# benjeimin pellet gun



## WISH IT WAS YOU (Jul 25, 2006)

hay i was woundering if any one has owned oneor owns one now i just wantthe 22 cal or 177 here it is tell some suff about it 
http://www.airgundepot.com/397.html


----------



## Shortdrift (Apr 5, 2004)

Had a Ben but switched to a .177 Gamo Hunter.


----------



## GO FISH (Aug 13, 2004)

I have a .22 cal Benjamin, had it for almost 30 years. I've killed a lot of bushy tails with it over the years. Never had any problems with it.


----------



## zipperneck52 (May 1, 2004)

Was watching a show on outdoor life friday and a college prof showed an airgun shooting a hardened pellet [.17 cal] at 1600 fps!! he took a 150 lb wild pig with 1 shot at about 15ft. the hog dropped like a rock. they aren't just bb guns anymore.


----------



## WISH IT WAS YOU (Jul 25, 2006)

zipperneck52 said:


> Was watching a show on outdoor life friday and a college prof showed an airgun shooting a hardened pellet [.17 cal] at 1600 fps!! he took a 150 lb wild pig with 1 shot at about 15ft. the hog dropped like a rock. they aren't just bb guns anymore.
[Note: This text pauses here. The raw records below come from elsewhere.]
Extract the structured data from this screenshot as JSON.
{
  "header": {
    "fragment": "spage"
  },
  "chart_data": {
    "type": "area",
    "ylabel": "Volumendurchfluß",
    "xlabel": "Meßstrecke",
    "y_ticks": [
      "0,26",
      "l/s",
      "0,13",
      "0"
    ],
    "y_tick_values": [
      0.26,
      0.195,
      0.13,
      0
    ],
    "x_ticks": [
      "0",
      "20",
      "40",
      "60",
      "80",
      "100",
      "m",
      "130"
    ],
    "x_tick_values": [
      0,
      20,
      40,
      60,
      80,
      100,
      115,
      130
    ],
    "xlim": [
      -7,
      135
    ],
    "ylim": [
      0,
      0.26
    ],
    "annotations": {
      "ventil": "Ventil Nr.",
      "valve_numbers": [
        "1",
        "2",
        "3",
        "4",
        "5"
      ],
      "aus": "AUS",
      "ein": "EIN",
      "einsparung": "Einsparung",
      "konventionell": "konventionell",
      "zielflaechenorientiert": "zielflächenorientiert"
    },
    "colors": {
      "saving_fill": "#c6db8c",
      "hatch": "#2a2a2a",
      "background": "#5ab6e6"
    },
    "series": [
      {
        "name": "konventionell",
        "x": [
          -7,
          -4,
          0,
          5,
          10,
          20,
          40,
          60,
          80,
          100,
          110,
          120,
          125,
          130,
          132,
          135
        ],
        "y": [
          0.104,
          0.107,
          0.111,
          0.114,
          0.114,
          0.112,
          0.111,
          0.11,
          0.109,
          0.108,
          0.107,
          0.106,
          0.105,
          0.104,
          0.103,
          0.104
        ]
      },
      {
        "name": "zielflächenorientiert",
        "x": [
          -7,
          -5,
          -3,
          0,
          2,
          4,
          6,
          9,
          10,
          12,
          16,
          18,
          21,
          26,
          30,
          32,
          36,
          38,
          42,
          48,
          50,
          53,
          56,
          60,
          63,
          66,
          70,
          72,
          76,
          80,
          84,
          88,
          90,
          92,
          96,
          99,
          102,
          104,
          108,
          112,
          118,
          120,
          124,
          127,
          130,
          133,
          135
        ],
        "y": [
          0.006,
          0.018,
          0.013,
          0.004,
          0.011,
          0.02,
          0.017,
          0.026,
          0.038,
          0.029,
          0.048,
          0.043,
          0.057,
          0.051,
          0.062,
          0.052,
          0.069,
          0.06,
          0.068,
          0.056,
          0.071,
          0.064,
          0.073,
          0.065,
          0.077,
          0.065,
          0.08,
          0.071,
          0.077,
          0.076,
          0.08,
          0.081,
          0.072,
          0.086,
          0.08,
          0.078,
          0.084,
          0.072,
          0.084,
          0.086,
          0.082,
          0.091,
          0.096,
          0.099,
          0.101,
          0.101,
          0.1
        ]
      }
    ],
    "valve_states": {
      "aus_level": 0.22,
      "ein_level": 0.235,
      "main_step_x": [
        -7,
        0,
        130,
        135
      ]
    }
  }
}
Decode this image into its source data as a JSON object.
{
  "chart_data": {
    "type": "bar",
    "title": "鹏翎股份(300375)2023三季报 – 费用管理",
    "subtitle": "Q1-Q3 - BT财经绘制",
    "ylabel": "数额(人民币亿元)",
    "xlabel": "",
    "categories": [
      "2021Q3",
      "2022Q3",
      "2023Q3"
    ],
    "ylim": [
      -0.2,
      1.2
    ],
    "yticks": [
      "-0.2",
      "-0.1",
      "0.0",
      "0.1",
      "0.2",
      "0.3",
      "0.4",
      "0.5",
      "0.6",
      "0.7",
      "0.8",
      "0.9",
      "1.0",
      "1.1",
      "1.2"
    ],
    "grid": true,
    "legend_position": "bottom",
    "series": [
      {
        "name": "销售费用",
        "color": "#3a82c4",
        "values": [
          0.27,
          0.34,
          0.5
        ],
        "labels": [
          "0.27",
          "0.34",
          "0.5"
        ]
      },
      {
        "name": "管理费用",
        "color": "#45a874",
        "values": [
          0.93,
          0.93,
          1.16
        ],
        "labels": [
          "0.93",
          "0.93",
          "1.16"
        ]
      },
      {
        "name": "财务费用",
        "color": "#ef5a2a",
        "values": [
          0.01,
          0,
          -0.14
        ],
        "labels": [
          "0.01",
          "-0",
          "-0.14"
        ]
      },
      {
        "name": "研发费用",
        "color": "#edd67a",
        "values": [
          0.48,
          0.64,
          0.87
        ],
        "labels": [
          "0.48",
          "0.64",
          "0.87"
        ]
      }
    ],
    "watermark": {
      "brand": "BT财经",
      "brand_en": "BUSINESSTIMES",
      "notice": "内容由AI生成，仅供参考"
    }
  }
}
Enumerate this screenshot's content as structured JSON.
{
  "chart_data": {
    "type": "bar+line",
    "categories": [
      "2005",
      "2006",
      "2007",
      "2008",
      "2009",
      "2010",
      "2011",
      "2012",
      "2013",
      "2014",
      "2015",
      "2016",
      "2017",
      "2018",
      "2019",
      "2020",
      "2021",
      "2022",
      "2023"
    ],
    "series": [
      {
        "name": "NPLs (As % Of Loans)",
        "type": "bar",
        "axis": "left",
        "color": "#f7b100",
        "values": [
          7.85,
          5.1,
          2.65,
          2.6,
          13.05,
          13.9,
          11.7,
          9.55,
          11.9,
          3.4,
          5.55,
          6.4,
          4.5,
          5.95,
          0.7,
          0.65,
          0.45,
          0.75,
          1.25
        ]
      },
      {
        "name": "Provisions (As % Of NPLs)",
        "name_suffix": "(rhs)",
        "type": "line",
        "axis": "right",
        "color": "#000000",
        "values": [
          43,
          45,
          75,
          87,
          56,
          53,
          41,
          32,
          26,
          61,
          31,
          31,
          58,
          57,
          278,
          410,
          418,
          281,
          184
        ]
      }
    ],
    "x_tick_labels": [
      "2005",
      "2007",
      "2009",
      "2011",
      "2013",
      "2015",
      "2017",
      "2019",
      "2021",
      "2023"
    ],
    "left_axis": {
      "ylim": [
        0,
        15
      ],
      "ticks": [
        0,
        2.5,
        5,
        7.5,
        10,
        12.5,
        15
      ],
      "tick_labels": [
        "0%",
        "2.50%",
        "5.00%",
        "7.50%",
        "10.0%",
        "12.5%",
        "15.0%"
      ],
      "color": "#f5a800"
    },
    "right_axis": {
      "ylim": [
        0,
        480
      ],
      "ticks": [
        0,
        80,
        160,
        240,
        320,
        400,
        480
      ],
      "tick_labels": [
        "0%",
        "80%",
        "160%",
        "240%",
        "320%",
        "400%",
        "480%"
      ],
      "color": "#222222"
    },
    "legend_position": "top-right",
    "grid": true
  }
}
ytheir is a web sight on pellet gun hunting that has a huge hog on it let me see if i can find it


----------



## WISH IT WAS YOU (Jul 25, 2006)

here it istell me if the boar you watched git shot 
http://www.adventuresinairguns.com/Hunting.html


----------



## WISH IT WAS YOU (Jul 25, 2006)

is it the pig they shot


----------



## STRONGPERSUADER (Nov 5, 2006)

Have a Diana/RWS airgun. A German Made airgun. And im telling ya, it will drop some big garbage can *****.


----------



## zipperneck52 (May 1, 2004)

sorry i didn't get back. been huntin[not findin]. No, that wasn't the hog. I'm still trying to find out who made the gun. I'd like to get 1.


----------